Ce texte est daté du 4 février… mais on ne voit pas qu’il ait été discuté au cours de la réunion à la Corderie de ce jour-là. C’est Frankel qui l’a lu, et d’ailleurs, selon Serraillier, c’est Frankel qui l’a rédigé.

Cette pagaille reflète les difficultés politiques déjà évoquées dans les réunions du conseil général de l’Association internationale.

Savoir si des Internationalistes pouvaient être sur la même liste que Blanqui ne me semble pas avoir été une cause de désaccord (contrairement à ce que j’ai écrit dans la présentation des écrits d’Eugène Varlin). La liste des candidats socialistes révolutionnaires contient Blanqui et beaucoup de ses fidèles, et les internationalistes, même Malon, même Serraillier (elle est dans notre article d’hier).

Mais oui, il y a des désaccords ? La « liste de l’Union », celle après laquelle Frankel en a, paraît à la une de La République des travailleurs, qui porte toujours en bandeau son lien avec les sections du dix-septième de l’Internationale, dans son numéro daté du 4 février, avec certes des réserves, on aurait pu faire mieux, etc. mais elle est là.

Une autre preuve ? La lettre de Malon que publie le même Mot d’ordre dès le lendemain, 7 février.

Citoyen rédacteur,

C’est par erreur que mon nom figure au bas d’une rectification concernant la liste des quatre comités Alliance républicaine; Défenseurs de la République; Union républicaine centrale; Association internationale des travailleurs.
Ces dissensions, qui viennent originellement de ce que le Conseil fédéral actuel n’est pas universellement reconnu par les adhérents de Paris, sont bien compréhensibles dans des jours aussi agités que ceux que nous traversons ; elles n’en sont pas moins indignes du haut caractère de la grande Association.

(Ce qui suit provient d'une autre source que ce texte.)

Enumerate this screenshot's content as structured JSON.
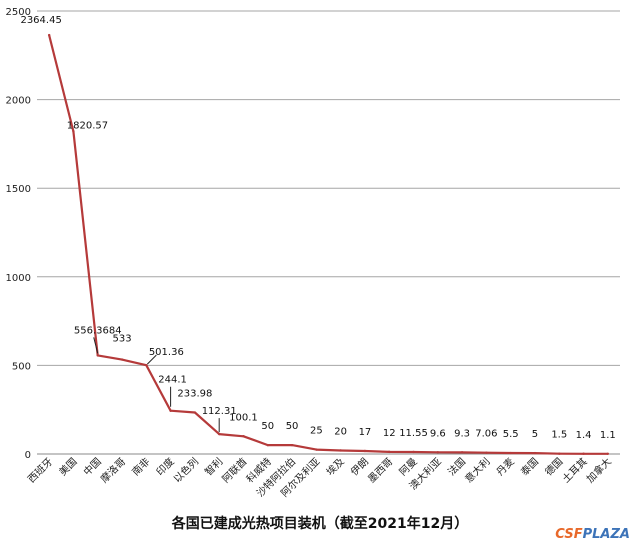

Il est vrai qu’elles cesseront le jour où des élections régulières auront donné au Conseil fédéral des attributions incontestables et incontestées.

Salut fraternel
B. MALON

Il y a des dissensions, et Malon les expose publiquement — sans expliquer sur quoi elles portent.

Même s’il ne restera pas député très longtemps, être ainsi soutenu l’a peut-être aidé à être élu. Car il l’a été (mais les résultats, c’est pour plus tard!).

*

N’empêche, on peut maintenant manger du bœuf à Paris, comme le montre l’estampe d’Auguste Lançon, boulevard Montrouge (aujourd’hui Edgar Quinet, qui sera d’ailleurs un des élus) en février 1871, que j’ai utilisée comme couverture après l’avoir trouvée au musée Carnavalet.

Livres utilisés

Dautry (Jean) et Scheler (Lucien)Le Comité central républicain des vingt arrondissements de Paris, Éditions sociales (1960).

Varlin (Eugène), Eugène Varlin, ouvrier relieur 1839-1871, Écrits rassemblés et présentés par Michèle Audin, Libertalia (2019).

Cet article a été préparé en août 2020.